Senryū Twenty-Eight. Lacking in Some Way

Maybe this nudge from the left

Translates into a shove

Run, Ralph, Run

UNIDENTIFIED FEMALE: Do you think that Ralph Nader was a spoiler in 2000? What do you think about news reports that he may embark on a third presidential bid?

[BARACK] OBAMA: I think anybody has the right to run for president if they file sufficient papers. And I think the job of the democratic party is to be so compelling that a few percentage of the vote going to another candidate is not going to make any difference.

OBAMA: He had called me and I think reached out to my campaign — my sense is that Mr.
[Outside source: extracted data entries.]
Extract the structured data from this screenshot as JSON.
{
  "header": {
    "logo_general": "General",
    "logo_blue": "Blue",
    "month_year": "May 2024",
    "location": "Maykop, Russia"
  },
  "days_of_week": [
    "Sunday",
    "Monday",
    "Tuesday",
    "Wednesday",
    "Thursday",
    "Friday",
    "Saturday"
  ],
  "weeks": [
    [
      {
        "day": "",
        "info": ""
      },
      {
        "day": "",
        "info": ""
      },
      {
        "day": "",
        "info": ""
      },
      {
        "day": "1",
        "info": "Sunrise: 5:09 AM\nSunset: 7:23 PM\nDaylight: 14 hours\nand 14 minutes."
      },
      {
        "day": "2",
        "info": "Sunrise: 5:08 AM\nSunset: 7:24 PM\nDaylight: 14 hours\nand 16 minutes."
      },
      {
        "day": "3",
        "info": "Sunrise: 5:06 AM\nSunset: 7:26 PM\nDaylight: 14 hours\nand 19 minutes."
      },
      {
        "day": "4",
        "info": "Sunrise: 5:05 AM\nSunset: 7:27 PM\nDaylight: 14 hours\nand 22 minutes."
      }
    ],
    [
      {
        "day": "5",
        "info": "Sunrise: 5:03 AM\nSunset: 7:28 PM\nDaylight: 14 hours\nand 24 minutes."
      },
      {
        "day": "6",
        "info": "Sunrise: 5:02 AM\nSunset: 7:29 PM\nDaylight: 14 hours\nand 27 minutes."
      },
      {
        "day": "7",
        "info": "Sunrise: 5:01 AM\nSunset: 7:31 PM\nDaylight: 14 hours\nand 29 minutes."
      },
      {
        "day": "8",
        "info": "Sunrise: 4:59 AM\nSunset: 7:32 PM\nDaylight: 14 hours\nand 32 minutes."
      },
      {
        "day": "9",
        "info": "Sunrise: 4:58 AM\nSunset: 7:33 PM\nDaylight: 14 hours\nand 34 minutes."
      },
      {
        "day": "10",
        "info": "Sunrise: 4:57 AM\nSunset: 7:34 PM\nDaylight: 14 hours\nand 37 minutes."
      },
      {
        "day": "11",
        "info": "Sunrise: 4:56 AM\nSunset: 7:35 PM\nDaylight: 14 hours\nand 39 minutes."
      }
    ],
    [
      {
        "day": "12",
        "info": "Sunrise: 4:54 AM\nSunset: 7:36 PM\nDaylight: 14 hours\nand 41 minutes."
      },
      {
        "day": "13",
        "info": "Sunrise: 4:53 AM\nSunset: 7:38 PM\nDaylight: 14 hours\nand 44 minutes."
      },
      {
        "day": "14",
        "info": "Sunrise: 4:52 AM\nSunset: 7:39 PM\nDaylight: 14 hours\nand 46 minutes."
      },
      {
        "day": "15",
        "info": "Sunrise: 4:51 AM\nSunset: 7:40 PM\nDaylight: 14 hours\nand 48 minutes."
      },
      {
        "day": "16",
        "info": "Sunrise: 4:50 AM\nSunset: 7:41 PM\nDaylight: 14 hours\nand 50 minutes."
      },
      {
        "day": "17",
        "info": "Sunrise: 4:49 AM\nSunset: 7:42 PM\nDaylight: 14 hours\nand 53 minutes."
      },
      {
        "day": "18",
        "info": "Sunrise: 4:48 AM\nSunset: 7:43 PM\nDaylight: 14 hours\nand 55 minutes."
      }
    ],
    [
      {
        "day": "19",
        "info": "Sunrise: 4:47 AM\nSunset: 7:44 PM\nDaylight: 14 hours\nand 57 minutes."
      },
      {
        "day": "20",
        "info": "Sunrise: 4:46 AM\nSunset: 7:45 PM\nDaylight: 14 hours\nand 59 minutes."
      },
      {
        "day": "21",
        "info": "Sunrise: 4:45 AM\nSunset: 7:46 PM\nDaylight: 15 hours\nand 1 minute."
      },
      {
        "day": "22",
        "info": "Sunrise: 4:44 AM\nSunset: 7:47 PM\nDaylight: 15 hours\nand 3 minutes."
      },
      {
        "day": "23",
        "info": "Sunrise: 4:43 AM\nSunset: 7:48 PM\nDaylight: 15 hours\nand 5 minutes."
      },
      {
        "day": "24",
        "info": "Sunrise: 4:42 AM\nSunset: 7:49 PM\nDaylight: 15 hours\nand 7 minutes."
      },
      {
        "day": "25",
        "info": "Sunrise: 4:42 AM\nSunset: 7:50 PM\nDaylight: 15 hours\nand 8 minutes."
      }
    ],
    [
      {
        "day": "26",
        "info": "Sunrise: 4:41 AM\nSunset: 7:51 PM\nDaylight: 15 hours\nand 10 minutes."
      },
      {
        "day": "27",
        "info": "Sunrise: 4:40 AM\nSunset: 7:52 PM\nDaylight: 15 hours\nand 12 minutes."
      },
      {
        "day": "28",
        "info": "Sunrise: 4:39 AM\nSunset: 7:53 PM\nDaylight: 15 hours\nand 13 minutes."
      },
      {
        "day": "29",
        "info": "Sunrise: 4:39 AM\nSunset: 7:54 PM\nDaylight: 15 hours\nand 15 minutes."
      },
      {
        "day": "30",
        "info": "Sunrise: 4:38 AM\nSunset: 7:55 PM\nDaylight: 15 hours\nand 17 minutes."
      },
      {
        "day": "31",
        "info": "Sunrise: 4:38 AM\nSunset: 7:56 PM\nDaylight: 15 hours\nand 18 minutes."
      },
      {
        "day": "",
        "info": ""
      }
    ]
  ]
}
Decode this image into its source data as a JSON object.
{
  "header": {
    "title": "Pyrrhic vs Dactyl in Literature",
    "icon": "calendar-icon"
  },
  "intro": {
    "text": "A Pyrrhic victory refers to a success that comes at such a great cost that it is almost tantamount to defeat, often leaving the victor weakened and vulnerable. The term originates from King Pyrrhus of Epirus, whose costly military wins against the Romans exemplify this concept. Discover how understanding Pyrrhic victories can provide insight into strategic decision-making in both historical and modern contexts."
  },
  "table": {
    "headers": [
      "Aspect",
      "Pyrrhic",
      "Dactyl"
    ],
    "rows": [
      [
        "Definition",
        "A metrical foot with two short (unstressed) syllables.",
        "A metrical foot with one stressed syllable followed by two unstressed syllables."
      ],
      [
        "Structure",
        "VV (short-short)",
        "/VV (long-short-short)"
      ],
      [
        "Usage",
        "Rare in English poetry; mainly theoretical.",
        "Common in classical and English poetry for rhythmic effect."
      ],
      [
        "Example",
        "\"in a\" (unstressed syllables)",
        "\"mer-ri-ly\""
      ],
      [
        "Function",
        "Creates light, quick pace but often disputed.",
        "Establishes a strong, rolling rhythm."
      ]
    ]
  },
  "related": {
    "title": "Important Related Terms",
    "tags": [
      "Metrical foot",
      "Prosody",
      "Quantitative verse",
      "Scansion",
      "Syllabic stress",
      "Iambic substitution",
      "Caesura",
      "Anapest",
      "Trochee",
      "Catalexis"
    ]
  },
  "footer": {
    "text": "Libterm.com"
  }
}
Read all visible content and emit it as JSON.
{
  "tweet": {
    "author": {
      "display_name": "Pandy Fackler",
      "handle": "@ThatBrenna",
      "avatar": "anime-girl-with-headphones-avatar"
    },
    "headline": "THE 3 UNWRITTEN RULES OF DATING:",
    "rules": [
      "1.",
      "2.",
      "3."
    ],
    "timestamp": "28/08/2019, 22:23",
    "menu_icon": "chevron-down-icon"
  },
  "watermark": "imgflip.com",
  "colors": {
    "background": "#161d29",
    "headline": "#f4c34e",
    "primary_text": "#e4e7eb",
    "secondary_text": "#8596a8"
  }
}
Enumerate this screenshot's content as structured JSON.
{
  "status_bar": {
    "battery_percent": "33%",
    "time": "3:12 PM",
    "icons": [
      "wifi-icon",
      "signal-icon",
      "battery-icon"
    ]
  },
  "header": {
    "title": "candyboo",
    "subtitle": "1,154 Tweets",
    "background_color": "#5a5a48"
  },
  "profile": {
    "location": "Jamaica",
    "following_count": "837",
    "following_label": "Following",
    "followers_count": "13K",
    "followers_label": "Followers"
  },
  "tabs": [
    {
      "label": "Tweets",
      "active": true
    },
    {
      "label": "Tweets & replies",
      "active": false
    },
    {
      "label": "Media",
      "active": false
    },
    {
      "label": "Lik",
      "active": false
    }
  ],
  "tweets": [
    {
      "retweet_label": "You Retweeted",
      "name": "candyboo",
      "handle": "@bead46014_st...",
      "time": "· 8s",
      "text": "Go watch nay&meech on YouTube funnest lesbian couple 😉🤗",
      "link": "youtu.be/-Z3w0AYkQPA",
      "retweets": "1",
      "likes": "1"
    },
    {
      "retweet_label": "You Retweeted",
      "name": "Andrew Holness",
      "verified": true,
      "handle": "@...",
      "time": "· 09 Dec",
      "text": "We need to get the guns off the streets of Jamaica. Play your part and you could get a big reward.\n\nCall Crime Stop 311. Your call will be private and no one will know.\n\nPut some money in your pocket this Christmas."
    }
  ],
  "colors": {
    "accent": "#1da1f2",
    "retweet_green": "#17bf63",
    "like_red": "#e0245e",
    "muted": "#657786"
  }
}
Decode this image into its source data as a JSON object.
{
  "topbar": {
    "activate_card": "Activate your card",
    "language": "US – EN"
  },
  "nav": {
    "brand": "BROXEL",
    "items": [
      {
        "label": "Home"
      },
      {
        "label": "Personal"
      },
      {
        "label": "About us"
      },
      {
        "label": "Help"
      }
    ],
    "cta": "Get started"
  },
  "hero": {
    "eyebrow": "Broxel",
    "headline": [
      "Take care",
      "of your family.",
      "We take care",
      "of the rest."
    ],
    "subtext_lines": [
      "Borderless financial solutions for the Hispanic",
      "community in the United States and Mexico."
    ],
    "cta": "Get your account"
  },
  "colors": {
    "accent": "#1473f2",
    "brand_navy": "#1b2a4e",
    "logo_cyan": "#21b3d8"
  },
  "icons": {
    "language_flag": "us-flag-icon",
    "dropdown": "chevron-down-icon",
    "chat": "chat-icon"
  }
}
Nader is somebody who, if you don’t listen and adopt all of his policies, thinks you’re not substantive. He seems to have a pretty high opinion of his own work. And by the way, I have to say that historically he is a singular figure in American politics and has done as much as just about anybody on behalf of consumers. So, in many ways he is a heroic figure and I don’t mean to diminish him. But I do think there is a sense now that if somebody is not [hewing] to the Ralph Nader agenda, then you must be lacking in some way.

From NPR’s “Talk of the Nation” (at 9:11):

CALLER: Has Mr. Raider…

NEAL CONAN, HOST: Nader. Nader’s Raiders, but he is Mr. Nader.

CALLER: …has he really reached out to either of the candidates or any…any of the candidates: McCain, Barack, or Hilary to look at a different approach than one that positions him as the spoiler? And has he tried some other alternatives that would further the dialog about these issues, rather than being the spoiler? Finally the last question is does he look back at the last two times when he was seen as — and it’s certainly debatable — as the spoiler and look to some successes he has had? That’s all, I’ll take my answer off the line.

CONAN: Thank you, John.

RALPH NADER: First of all, I object to the word “spoiler.” I know he doesn’t mean it that way but it’s a politically bigoted word because you to the two major parties and their candidates who spoiled our electoral process, spoiled our government, and turned it over to big business. As I call Washington DC, occupied — business-occupied — corporate-occupied territory.

Either we have an equal right to run for election, Nealm or we don’t. And if we have an equal right to run for election, then none of us are spoilers or all of us are spoilers trying to take votes competitively away from one another. In 2000, I reached out. I had all our, my proposals, we sent them to the Democrat and Republican nominees, to the parties, put it on the website: they never responded. In 2004, even more strenuously, I did a “Agenda for the Common Good.” It was clear writing, ir related to peoples’ necessities, all the solutions that we’re putting on the shelf, that we’re not applying because of the democracy gap. And I gave it to George Bush and his assistant said he received it. I gave it to John Kerry and John Kerry said he read it. I gave it to Terry Macauliffe — the head of the Democratic National Committee — he said he read it on the way to Pennsy- — to Philadelphia on the plane. I met with John Kerry in May, in his office. We talked about a whole number of issues: labor law reform, cracking down on corporate crime, and a living wage, and uh, he refused to, uh, accept my extended hand of collaborating on these issues that we both supposedly agreed on, and drawing a bright line with George W. Bush.

So, to answer his question, there’s nobody who’s reached out more. And I will do it. I’ve been trying for six months to get an appointment with Barack Obama. And it started in April of last year and ended in the early fall when I called him finally, his office, and he said he had no time the entire fall. So this is the kind of hubris, I think, that the two-parties have, they think they own the voters, and I think the voters, once they think about it a bit, need to resent that attitude.